The inflation trajectory reflects what economists describe as a delayed transmission mechanism. Initially, businesses absorbed most tariff costs through depleted pre-tariff inventory stockpiles, but according to people familiar with supply chain dynamics, this buffer is now largely exhausted. The pass-through to consumer prices is expected to accelerate in early 2026 before subsiding by mid-year.

"What we're seeing is the delayed effect of these tariffs finally hitting the consumer," said one economist who requested anonymity to discuss private forecasts. "Companies held out as long as they could, but the math is catching up."

Inflation forecasts diverge moderately across Wall Street. Morningstar projects PCE inflation rising to 2.7% in 2026, up from 2.6% in 2025, while J.P. Morgan Asset Management (JPM) expects year-over-year CPI inflation peaking at 3.5% in Q4 2025 before declining to 2.8% by Q4 2026. The Peterson Institute for International Economics has warned of upside risk, with inflation potentially exceeding 4% by year-end 2026, citing lagged tariff pass-through, fiscal expansion, labor market tightness, and drifting inflation expectations.
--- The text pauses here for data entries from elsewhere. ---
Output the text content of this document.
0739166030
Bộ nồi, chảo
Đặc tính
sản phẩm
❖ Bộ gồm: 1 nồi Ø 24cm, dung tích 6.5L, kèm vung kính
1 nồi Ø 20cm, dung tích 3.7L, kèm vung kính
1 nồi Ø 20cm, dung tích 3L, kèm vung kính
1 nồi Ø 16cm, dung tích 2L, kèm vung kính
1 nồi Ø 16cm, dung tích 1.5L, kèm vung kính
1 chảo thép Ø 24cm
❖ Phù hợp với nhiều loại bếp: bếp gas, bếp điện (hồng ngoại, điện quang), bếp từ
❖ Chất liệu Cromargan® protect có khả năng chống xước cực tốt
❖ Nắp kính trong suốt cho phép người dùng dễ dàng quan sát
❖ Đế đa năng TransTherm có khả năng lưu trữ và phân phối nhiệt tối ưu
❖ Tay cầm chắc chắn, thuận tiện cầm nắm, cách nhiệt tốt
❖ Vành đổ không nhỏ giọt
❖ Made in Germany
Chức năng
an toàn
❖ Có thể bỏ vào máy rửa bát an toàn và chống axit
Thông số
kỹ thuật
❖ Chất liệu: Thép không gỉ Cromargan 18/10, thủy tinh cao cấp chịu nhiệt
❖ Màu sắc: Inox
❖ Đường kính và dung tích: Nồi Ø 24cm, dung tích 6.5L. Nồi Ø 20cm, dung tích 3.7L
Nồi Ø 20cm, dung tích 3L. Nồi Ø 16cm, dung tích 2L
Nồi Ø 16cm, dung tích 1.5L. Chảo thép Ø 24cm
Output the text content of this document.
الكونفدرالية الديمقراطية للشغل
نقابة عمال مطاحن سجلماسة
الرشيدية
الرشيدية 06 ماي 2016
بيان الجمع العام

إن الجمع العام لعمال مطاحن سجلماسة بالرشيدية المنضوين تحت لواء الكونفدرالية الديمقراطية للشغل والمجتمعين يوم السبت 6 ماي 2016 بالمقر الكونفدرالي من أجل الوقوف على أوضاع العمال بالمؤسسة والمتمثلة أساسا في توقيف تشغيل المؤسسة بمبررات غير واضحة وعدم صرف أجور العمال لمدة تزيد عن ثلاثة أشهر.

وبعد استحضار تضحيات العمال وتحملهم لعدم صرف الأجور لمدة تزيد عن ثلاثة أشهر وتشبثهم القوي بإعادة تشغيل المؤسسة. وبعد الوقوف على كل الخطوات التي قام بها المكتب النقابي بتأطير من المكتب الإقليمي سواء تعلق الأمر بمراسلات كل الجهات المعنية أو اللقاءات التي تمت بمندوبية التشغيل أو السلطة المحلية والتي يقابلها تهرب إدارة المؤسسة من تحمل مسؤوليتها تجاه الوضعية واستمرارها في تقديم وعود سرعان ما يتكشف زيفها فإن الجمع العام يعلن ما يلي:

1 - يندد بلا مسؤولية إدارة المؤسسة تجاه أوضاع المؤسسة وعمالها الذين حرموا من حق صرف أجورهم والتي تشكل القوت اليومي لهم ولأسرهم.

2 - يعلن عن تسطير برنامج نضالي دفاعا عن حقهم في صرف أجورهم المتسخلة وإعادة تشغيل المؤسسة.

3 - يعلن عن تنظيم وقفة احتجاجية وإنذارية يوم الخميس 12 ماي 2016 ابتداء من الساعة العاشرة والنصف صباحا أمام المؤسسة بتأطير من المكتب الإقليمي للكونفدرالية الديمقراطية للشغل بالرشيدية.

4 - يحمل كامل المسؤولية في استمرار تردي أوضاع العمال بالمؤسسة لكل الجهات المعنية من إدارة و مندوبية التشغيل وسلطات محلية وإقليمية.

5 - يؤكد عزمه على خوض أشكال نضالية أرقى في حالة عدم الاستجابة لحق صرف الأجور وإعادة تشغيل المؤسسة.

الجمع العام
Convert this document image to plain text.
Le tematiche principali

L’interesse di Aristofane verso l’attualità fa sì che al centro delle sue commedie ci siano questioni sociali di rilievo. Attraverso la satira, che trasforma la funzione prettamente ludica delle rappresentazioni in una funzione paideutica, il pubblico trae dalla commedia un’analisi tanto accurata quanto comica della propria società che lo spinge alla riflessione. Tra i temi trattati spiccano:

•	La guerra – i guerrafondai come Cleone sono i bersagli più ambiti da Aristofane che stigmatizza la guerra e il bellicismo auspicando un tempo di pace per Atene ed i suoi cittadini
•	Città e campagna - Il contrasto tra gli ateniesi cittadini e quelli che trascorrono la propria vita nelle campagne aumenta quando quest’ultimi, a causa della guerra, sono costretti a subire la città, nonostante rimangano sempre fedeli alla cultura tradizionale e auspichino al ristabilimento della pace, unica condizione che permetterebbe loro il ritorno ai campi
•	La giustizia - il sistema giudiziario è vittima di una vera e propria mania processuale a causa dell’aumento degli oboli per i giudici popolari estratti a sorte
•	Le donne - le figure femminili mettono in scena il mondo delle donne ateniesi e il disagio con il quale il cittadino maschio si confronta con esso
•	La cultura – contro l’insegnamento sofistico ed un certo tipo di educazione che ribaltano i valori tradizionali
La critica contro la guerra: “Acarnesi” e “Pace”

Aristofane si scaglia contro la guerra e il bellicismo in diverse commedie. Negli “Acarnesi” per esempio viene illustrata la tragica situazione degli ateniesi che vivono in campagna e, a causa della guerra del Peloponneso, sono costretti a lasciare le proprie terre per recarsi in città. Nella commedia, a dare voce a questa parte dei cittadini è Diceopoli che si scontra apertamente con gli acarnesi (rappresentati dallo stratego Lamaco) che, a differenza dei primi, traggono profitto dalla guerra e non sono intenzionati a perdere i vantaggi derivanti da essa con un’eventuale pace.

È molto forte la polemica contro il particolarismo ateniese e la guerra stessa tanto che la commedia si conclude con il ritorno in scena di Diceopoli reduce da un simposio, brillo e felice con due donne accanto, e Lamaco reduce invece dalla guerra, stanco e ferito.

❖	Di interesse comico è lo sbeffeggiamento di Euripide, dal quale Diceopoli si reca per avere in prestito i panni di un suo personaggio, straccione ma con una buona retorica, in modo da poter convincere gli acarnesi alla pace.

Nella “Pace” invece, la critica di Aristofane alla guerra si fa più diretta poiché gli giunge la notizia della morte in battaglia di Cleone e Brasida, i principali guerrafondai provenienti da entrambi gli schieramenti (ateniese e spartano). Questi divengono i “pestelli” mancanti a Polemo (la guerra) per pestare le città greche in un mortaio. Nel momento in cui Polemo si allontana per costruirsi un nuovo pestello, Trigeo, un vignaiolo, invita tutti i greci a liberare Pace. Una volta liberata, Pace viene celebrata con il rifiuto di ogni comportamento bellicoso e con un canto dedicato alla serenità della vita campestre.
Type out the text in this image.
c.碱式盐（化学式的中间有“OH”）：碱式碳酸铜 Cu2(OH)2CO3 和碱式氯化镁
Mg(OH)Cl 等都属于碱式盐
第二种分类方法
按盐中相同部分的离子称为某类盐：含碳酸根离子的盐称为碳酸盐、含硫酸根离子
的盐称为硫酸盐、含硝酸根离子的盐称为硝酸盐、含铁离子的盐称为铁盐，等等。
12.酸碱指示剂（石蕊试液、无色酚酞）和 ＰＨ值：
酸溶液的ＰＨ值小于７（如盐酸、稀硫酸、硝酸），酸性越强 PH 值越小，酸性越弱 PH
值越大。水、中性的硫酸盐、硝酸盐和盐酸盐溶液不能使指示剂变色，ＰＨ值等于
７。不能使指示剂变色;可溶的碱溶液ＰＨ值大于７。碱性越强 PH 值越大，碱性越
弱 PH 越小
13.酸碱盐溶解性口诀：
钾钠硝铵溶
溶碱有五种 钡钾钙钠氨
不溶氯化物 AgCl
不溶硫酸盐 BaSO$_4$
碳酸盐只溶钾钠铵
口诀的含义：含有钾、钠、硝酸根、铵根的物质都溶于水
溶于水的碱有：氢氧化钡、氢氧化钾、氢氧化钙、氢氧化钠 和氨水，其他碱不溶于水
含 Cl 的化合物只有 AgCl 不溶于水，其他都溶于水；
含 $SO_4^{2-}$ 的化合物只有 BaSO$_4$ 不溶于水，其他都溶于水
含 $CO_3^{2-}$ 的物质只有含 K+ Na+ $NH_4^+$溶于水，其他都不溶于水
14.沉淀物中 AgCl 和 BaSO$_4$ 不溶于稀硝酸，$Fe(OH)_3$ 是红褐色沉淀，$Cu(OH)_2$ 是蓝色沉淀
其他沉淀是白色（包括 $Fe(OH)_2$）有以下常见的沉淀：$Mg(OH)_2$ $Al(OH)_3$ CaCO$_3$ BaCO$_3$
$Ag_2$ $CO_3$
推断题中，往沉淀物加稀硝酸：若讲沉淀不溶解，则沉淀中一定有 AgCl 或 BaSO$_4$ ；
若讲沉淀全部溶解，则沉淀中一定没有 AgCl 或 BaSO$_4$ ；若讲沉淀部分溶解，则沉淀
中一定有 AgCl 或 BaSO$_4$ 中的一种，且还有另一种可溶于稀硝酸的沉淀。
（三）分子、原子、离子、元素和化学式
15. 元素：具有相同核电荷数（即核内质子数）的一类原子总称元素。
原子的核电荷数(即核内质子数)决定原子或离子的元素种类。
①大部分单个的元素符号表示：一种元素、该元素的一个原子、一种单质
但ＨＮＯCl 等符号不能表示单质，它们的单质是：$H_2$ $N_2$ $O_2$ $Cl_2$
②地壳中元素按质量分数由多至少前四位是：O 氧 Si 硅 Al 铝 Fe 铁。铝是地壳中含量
The timing of tariff impact is critical for monetary policy decisions. Most analyses expect the inflation effect to be substantially transmitted to consumer prices by mid-2026, with durables prices rising cumulatively 4.5% and nondurables 5.6% over 2025-27, according to recent estimates.

Beyond tariffs, the Fed faces competing economic pressures. Consumption growth is forecast to ease to 1.9% in 2026, constrained by household savings needs and slowing population growth. GDP growth is anticipated to bottom out in late 2026 or early 2027 before recovering as tariff impacts fade.

The central bank has cut the federal-funds rate by 1.75 percentage points since September 2024, yet longer-term interest rates remain elevated, constraining investment. Private nonresidential fixed investment growth is expected to slow to 0.9% in 2026, according to recent projections.

Efforts to manage inflation expectations have become increasingly delicate for policymakers. "Without clear communication about the transitory nature of this tariff impact, we risk seeing inflation expectations become unanchored," said one former Fed official who spoke on background. The Fed has attempted to reach out to business leaders for additional perspective on pricing dynamics, though some executives have been reluctant to discuss sensitive tariff strategies publicly.

The consensus view among most economists treats tariff inflation as transitory—a temporary bump that peaks mid-2026 and gradually dissipates thereafter, assuming tariff rates remain stable. However, uncertainty remains substantial due to the unprecedented scale of current tariffs and potential policy shifts, including possible additional fiscal stimulus before mid-term elections.

Market reaction to Powell's comments was muted, with Treasury yields showing little movement and equity markets trading in a narrow range. Traders appear to be pricing in the Fed's assessment that this inflationary episode will be manageable within the current policy framework.

Correction: An earlier version of this article misstated the projected peak for CPI inflation according to J.P. Morgan Asset Management. The correct projection is 3.5% in Q4 2025, not 3.7%.